In fondo loro due non devono andare in nessun posto :
dove vanno, vanno bene. Sereni e felici.
Infine un giorno, sottovoce, il cavallino mi ha confessato che è ubriaco.
Ci sono infatti e si vedono segni inequivocabili della vistosa ubriachezza del cavallino.
Un indizio è la bocca semiaperta e infatti la bocca del mio cavallino è socchiusa : sorride !
E infine, prova irrefutabile di ebbrezza le orecchie ritte in direzioni diverse.
E’ innegabile : l’orecchio destro è ripiegato indietro, come ad ascoltare la voce di chi lo cavalca, mentre l’orecchio sinistro è ritto in avanti, ben attento a cogliere ogni rumore di fronte.
Un altro giorno però nella storia del cavallino invece del naufragio sono apparsi i pirati.
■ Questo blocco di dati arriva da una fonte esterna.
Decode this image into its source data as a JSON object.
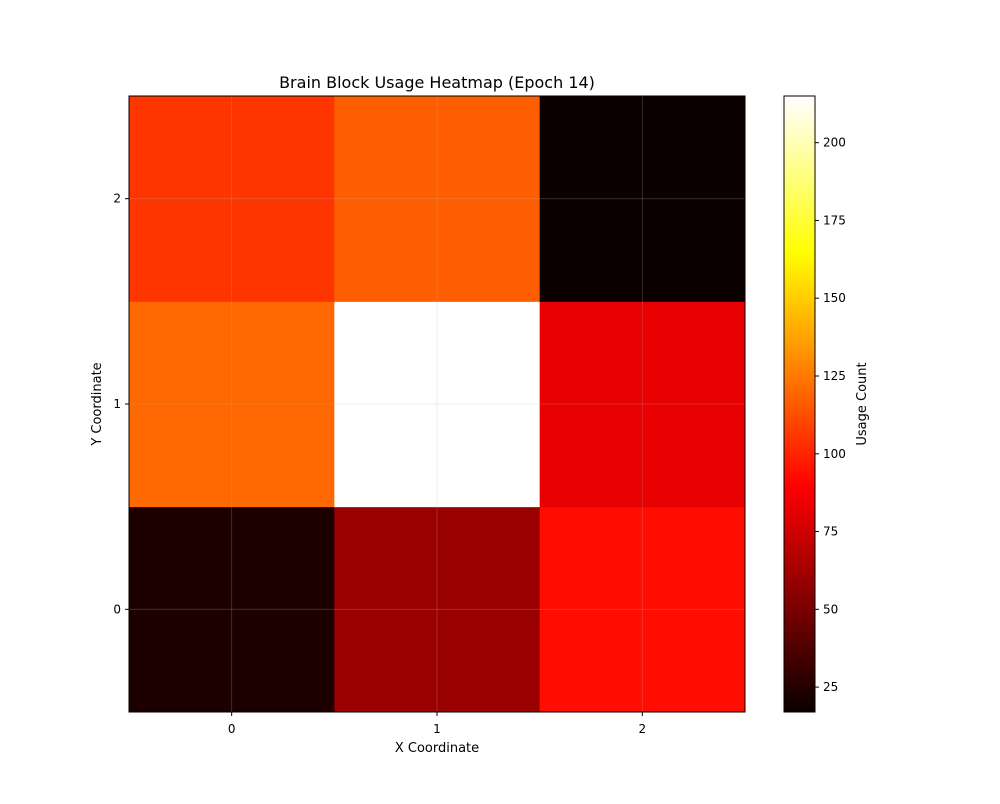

Lui non sa come, ma è finito addirittura in Uzbekistan a Samarcanda.
Adesso era nella casa di Omar Khayyam, un grande poeta persiano.
Come me, anche Omar Khayyam amava molto il cavallino. Sapeva che avrebbe dovuto essere a Roma e non a Samarcanda e però conosceva un grande poeta romano, Orazio che aveva scrittto : “Cogli l’attimo”.
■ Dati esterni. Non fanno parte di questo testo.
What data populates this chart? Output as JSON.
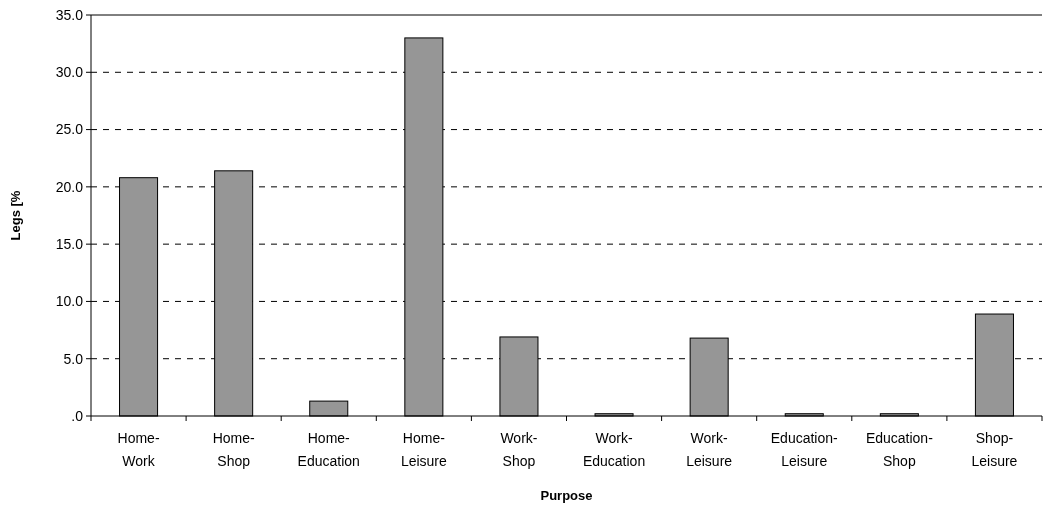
{
  "chart_data": {
    "type": "bar",
    "xlabel": "Purpose",
    "ylabel": "Legs [%",
    "categories": [
      "Home-Work",
      "Home-Shop",
      "Home-Education",
      "Home-Leisure",
      "Work-Shop",
      "Work-Education",
      "Work-Leisure",
      "Education-Leisure",
      "Education-Shop",
      "Shop-Leisure"
    ],
    "values": [
      20.8,
      21.4,
      1.3,
      33.0,
      6.9,
      0.2,
      6.8,
      0.2,
      0.2,
      8.9
    ],
    "color": "#969696",
    "ylim": [
      0,
      35
    ],
    "yticks": [
      {
        "value": 0,
        "label": ".0"
      },
      {
        "value": 5,
        "label": "5.0"
      },
      {
        "value": 10,
        "label": "10.0"
      },
      {
        "value": 15,
        "label": "15.0"
      },
      {
        "value": 20,
        "label": "20.0"
      },
      {
        "value": 25,
        "label": "25.0"
      },
      {
        "value": 30,
        "label": "30.0"
      },
      {
        "value": 35,
        "label": "35.0"
      }
    ],
    "grid": "y"
  }
}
Così Omar dedicò al suo cavallino questi versi,
che partono proprio dalle parole di Orazio : “Cogli l’attimo !”
e le adattano al cavallino ubriaco :
“L’attimo è una bottiglia.
Afferralo questo attimo. Bevi e sii felice”
Un lungo viaggio quello del mio cavallino :
dal blu del mare della Grecia,
al blu delle moschee di Samarcanda,
fino al verde smeraldo del Canal Grande qui a Venezia.
Un’altra poesia di Omar Khayyam sembra rivolgersi proprio a me :
Se trascorri il tuo tempo
con fanciulle dal volto di luna,
sta lieto.
Poi che ogni cosa del mondo
nel nulla finisce,
pensa che tu sei nulla,
ma già che ci sei,
sta lieto”.
Io da 62 anni trascorro il mio tempo con una fanculla dal volto di luna,
dai capelli di sole e dagli occhi di stelle. Sarà anche vero
che ogni cosa del mondo nel nulla finisce,
ma già che nel mondo per ora ci sono, stò lieto.
E il cavallino ubriaco maestro di vita e narratore di mille storie,
tutte vere o inventate, mi guarda e sorride.